How the dental history of the nation’s first president is interwoven with slavery and privilege.
G. Washington's teeth
Bain News Service/Library of Congress

George Washington’s Mount Vernon, the historic plantation occupied by the country’s first president, recently stopped selling its popular souvenir replica magnet of Washington’s dentures because of renewed attention to the human teeth in the original.

Some of the teeth might have been Washington’s own pulled teeth. Others came from ivory and the teeth of cow, horse, and hippopotamus. Still others may have come from enslaved people.

We know a surprising amount about the dental history of the nation’s first president. George Washington’s teeth were ravaged by disease and primitive dental care. His first tooth was pulled when he was in his mid-twenties. By the time he was sworn in as president, at the age of fifty-seven, he had one tooth left. That soon got yanked out, too. His dentist, John Greenwood, preserved Washington’s last tooth in a gold locket he wore on his watch fob.

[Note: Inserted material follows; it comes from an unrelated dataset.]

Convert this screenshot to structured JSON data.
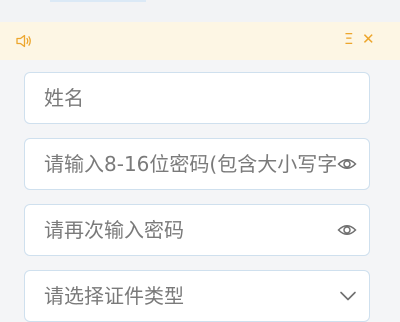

Washington wore dentures throughout his entire presidency. Contrary to myth, they were not made of wood; they were technological marvels of their day, crafted of lead, brass, gold, and steel springs. The combination of human and animal teeth in the contraption was not uncommon. As art historian Jennifer Van Horn explains:

As grisly as the use of human teeth in dentures seems to our modern sensibilities, dentists deemed them to be “at all times preferable where they can be had.” Human teeth were difficult to attain, however, and in practice dentists blended teeth from mammals of vastly different sizes.

Using the teeth of enslaved people also wasn’t unusual, at least in the very small percentage of people who wore dentures. “The general would certainly not have been alone as a white southerner with African Americans’ teeth in his mouth,” writes Van Horn.